Dengan demikian maka dapat disimpulkan
bahwa mengembalikan jati diri HKBP berarti mengembailkan orang-orang anggota
HKBP menjadi orang-orang yang baik. Dengan demikian dengan mudah orang mengenal
citra atau ciri khas orang-orang HKBP yaitu orang-orang yang baik. Kalau sudah
begitu di manapun dan kemanapun HKBP berada dan pergi dia pasti disukai orang
banyak dan menjadi berkat bagi orang lain.
BAGAIMANA
SEBENARNYA PERJUMPAAN INJIL DAN ADAT BATAK
Banyak sudah kupasan dan ulasan tentang
bagaimana perjumpaan Injil dan Budaya di tanah Batak. Diantaranya buku ADAT BATAK DAN INJIL karangan Lothar
Scheiner. Namun masih belum menuntaskan bagaimana pertemuan antara Injil itu
dengan adat Batak. Apakah merupakan perjumpaan yang damai atau juga dibarengi
penolakan, apakah sebuah pertemuan yang manis, atau juga dengan pertempuran yang
dahsyat.
Untuk itu kita perlu mempelajari buku
karangan Richard Niebuhr yang berjudul CHRIST
AND CULTURE yang menyimpulkan ada 5 bentuk hubungan antara Gereja dan kebudayaan
atau antara Injil dan kebudayaan. Tentu dengan menganalogikan Kristus sama
dengan gereja atau Injil, dan budaya sama dengan adat.
1. Injil/gereja menentang kebudayaan, dalam
bentuk hubungan ini gereja memandang kebudayaan sebagai sesuatu yang buruk dan
merupakan produk keberhalaan, sehingga gereja berada pada posisi diametris
berlawanan dengan adat dan kebudayaan..
2. Gereja/Injil hidup di dalam dan menyatu
atau larut dengan adat/kebudayaan.
Dalam hubungan ini gereja memandang
kebudayaan itu cukup baik, oleh karena itu gereja tidak perlu menentang
kebudayaan malah sebaliknya gereja harus mendukungnya. Dalam keadaan seperti
ini gereja kehilangan misi dan jati dirinya. Hal ini dapat dibandingkan dengan
dengan pengalaman Albert Kruyt di pedalaman Sulawesi yang selama bertahun-tahun
enggan membabtis orang pribumi yang dilihatnya hidup dalam persekutuan komunal
yang sangat baik dan kuat.
3. Gereja atau Injil berada di atas adat/kebudayaan.

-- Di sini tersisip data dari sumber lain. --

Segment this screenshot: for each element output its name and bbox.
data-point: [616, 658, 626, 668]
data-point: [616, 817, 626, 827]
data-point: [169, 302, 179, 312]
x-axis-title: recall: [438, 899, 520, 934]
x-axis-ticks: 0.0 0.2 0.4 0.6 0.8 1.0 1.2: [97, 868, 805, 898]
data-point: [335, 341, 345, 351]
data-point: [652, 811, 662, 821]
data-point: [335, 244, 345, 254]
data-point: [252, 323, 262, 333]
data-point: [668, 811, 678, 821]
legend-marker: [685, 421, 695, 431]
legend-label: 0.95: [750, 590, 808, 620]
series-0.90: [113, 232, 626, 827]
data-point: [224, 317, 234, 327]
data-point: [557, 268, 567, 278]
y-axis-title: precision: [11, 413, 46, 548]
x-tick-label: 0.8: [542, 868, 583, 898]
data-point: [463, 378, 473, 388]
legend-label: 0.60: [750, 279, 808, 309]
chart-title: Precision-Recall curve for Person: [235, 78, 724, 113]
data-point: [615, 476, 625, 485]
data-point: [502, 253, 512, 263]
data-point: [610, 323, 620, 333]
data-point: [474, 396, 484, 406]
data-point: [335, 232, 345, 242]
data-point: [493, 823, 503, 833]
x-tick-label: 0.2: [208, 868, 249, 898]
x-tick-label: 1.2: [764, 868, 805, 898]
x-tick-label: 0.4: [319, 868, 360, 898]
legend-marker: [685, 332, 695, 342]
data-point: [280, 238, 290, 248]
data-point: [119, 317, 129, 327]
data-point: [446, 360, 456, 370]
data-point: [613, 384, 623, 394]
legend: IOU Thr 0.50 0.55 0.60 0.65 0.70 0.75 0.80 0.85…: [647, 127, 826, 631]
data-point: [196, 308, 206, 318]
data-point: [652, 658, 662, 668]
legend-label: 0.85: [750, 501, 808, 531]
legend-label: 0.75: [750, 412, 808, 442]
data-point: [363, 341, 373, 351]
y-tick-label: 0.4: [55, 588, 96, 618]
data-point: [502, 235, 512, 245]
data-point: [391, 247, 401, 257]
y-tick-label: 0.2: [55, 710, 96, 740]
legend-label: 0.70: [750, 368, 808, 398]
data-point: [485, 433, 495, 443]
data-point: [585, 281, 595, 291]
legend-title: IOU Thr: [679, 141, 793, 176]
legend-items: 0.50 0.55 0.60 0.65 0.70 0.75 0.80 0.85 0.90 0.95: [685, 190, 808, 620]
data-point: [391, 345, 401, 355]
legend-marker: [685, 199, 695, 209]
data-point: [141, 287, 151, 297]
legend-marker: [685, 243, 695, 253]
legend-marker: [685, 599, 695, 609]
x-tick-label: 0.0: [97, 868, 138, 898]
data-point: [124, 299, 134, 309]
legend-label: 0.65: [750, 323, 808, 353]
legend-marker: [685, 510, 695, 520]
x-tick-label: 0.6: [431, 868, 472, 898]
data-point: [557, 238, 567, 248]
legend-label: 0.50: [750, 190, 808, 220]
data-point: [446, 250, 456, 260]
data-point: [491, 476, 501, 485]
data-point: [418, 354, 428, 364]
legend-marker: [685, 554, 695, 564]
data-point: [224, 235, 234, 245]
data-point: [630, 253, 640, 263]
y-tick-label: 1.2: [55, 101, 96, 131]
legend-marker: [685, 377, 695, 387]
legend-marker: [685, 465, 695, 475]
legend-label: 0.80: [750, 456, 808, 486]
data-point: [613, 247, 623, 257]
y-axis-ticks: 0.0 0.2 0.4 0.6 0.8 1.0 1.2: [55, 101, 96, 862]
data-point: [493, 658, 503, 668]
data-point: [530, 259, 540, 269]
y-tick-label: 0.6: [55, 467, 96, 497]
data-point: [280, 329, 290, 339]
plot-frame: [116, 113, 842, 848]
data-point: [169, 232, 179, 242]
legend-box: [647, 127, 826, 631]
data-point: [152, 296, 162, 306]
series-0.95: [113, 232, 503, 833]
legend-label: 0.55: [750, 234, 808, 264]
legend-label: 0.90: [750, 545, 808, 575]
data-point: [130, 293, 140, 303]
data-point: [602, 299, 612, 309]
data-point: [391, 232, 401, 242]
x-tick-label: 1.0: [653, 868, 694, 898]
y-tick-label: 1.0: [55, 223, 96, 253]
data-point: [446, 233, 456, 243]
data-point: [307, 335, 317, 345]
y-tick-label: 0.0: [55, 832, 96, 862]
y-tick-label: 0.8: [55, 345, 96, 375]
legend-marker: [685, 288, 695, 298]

Dalam hubungan ini gereja berada pada posisi superior terhadap adat dan
kebudayaan, kalau perlu adat dan kebudayaan itu “dibuldoser” saja.
4. Gereja/Injil hidup dalam hubungan
paradoksal dengan adat/kebudayaan. Dalam pandangan ini gereja dan adat berjalan
sendiri-sendiri dalam waktu dan tempat yang berbeda-beda. Jadi tidak ada titik
temu karena masing-masing hidup dengan aturan dan hukumnya sendiri-sendiri.
5. Gereja/Injil mentranformasikan adat/kebudayaan.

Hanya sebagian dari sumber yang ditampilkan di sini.